The Annual Congress is the Governing Body of the STUC. From the earliest days, the Congress concerned itself with a wide range of economic and social questions, lobbying British Members of Parliament, and from 1999 the Scottish Parliament and executive, on major issues. Hours and conditions of work and the battles around these issues were always a central preoccupation of the Congress, but it also concerned itself with wider issues such as international affairs, housing, education, transport, peace, racism, and social and economic issues, as well as promoting and supporting joint trades union councils (later re-named trade union councils).
The struggle for independent working class political representation was one of the concerns on which the Congress was founded and in 1900, the Congress was instrumental in establishing the Scottish Workers' Parliamentary Election Committee, a forerunner of the Scottish Council of the Labour Party, which would nominate and support candidates for Parliamentary elections. The Congress was also involved with the Scottish Workers' Representation Committee which continued to function until 1909 when its duties were taken over by the national Labour Party. A Scottish Council of the Labour Party was formed in 1915. Despite this involvement in the process which established the Labour Party, the STUC is not, and has never been, affiliated to any political party.

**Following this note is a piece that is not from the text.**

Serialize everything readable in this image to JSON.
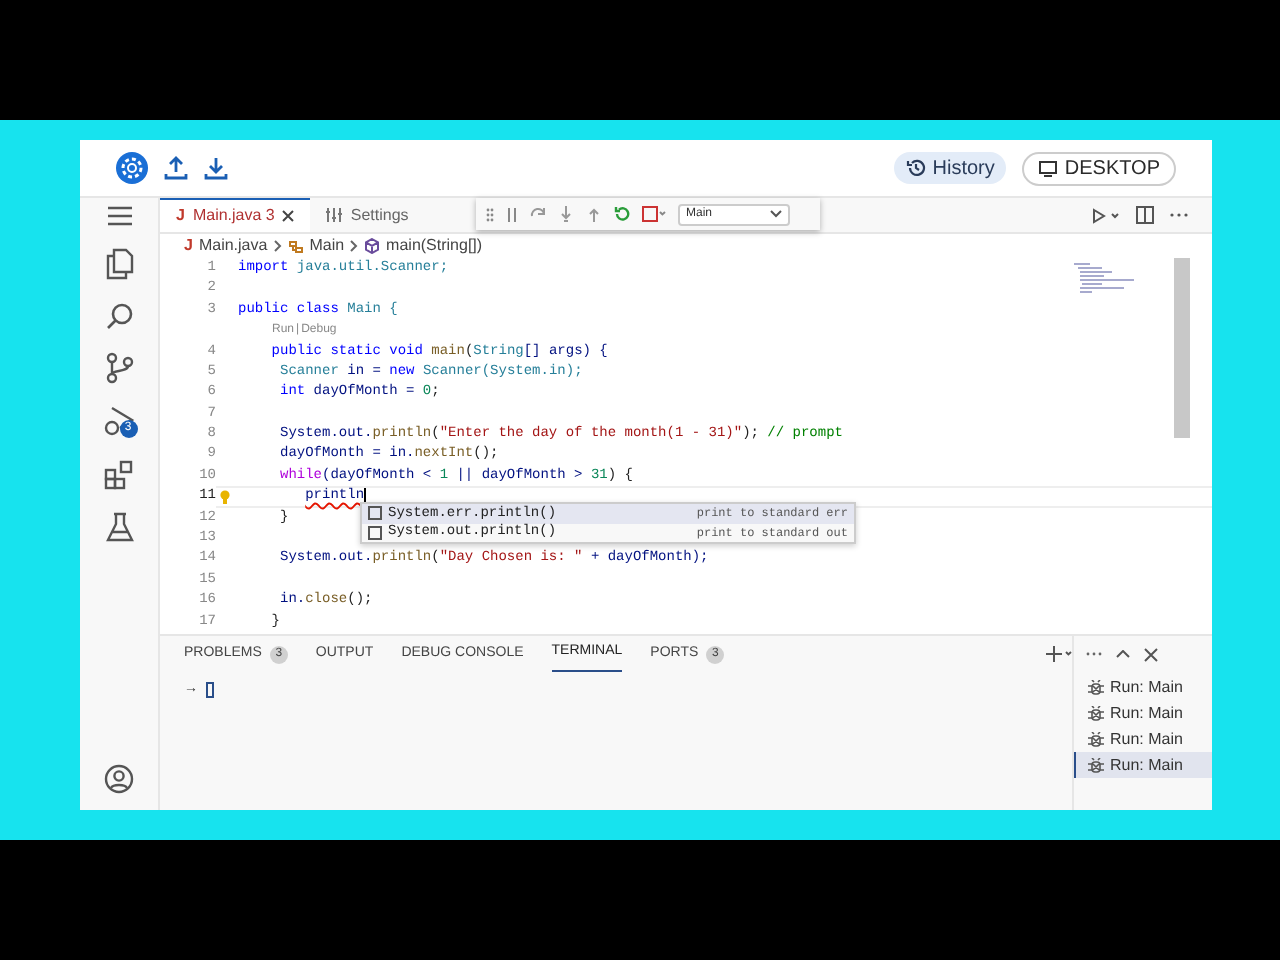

The STUC has always had active women members. In 1897 a female delegate, Miss M H Irwin, obtained the highest vote in the election of the first Parliamentary Committee (later re-named the General Council), the governing body of the Congress. She was nominated for chairman but declined nomination on the grounds that to appoint a woman chairman at that time was too premature. However, she acted as the Parliamentary Secretary and was also Secretary of the Scottish Council for Women's Trade. The first female President, Miss Bell Jobson, presided at the 1937 Congress. In 1926, the Organisation of Women Committee (later the Women's Advisory Committee, now the Women’s Committee) was established by the Congress, specialising in issues relating particularly to women.

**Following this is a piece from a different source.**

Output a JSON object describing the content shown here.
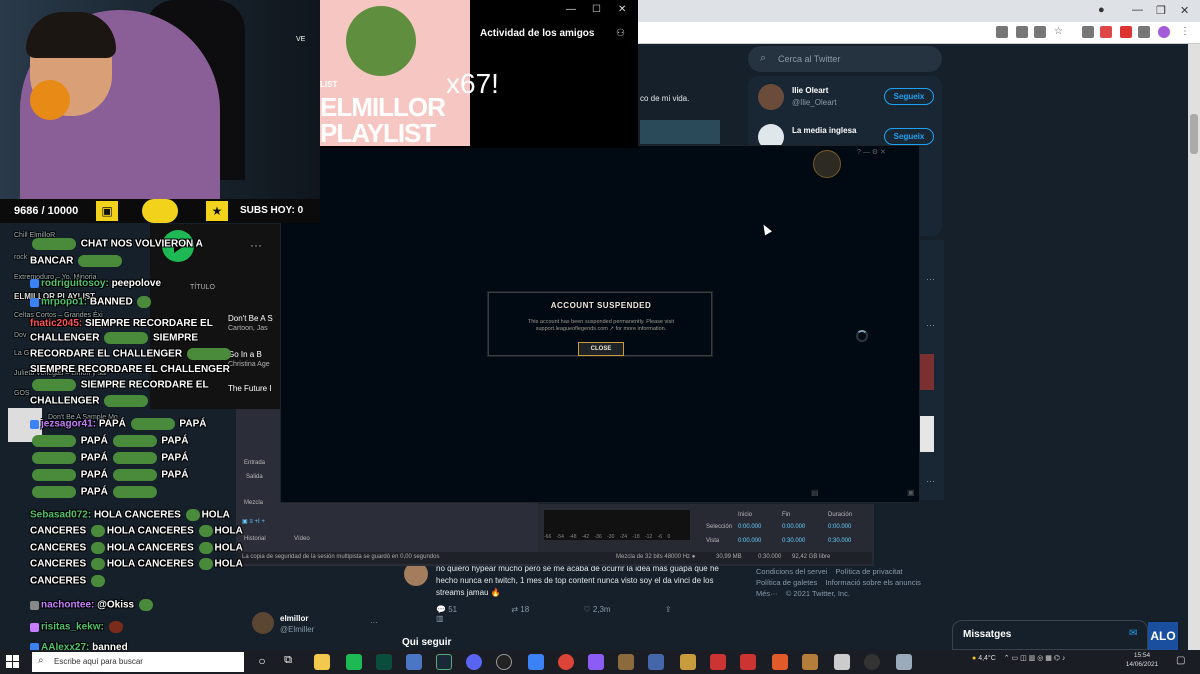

In 1937 the Congress agreed a motion to establish youth fellowships as a way of attracting young people to join the unions, and therefore encourage union membership regardless of sex or age. It was realised that to create separate youth fellowships was restrictive, suggesting that the old and young should work separately. Therefore, in 1938, it was decided to establish the Trade Union Youth Advisory Committee (now called the Youth Committee) encouraging youth sections within the existing unions. The Committee is elected by an annual conference of young trade unionists that deals with youth related issues, and elects a delegation to the Annual Congress which submits 3 motions and amendments like other affiliates. It also organises day and weekend schools and other activities for young trade unionists.

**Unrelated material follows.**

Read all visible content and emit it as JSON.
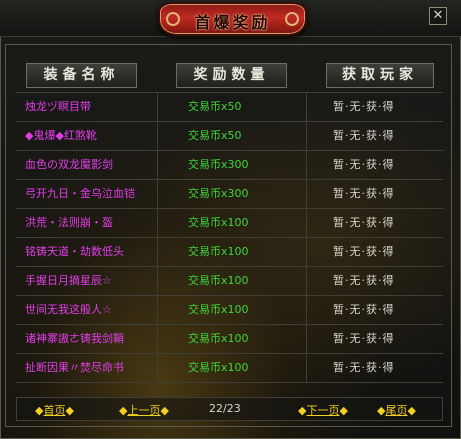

From the 1930s onwards, probably the most important concern of the Congress has been the Scottish economy. The STUC has played its part in the legend of Red Clydeside 1910-1922; the period of militancy and protest by the working people of Glasgow and elsewhere. It has played a role in many historic struggles of the Scottish people including the General Strike of 1926, the post-war reconstruction of Scottish industry, and more recent events like the Upper Clyde Shipbuilders work-in of 1971-1972, the 1984-1985 miners strike and the defeat of the poll tax in the early 1990s. The Congress was instrumental in bringing the motor industry to Bathgate and Linwood, Scotland, in the 1960s the STUC played a central role for many decades in the campaign which established the Scottish Parliament.
By 1947 the STUC consisted of 83 affiliated trades unions with a membership of 671,630. In addition 51 trades councils were affiliated. Membership was made up of members of the Scottish unions and Scottish members of unions covering the British Isles. The period 1977 to 1980 saw membership of the STUC peak to over one million with 80 affiliated unions and 45 trades union counils. A gradual decline of membership then occurred to a total of 634,797 in 2001 with 46 affiliated unions and 33 trades union councils.
The focal point of the STUC is its Annual Congress held in April and attended by delegates from affiliated organisations. It is the Annual Congress which sets down the policy of the STUC and which elects the General Council (known as the Parliamentary Committee until 1923). Between Congresses, it is the General Council which implements policy. The affiliates are divided into seven sections: transport, mining and distribution; steel, engineering and electrical; manufacturing; municipal, general and building; financial, scientific and technical services; civil and public services; education and cultural services; and trades union councils. Each of these sections is represented on the General Council (with a number of places in each section reserved for representatives of women workers), approximately on the basis of its proportion of the total STUC membership. There are also 2 places on the General Council for representatives of black workers, and 2 places for representatives of young (under the age of 26) workers. Whilst the General Council is elected by the whole of Congress, candidates are restricted to standing for election to the section to which their organisation belongs.
In 2007 the STUC has its main offices in Woodlands Road, Glasgow, and a sub office located in the offices of Unison in Belford Road, Edinburgh.
Archival history: Retained by STUC (part retained by NLS).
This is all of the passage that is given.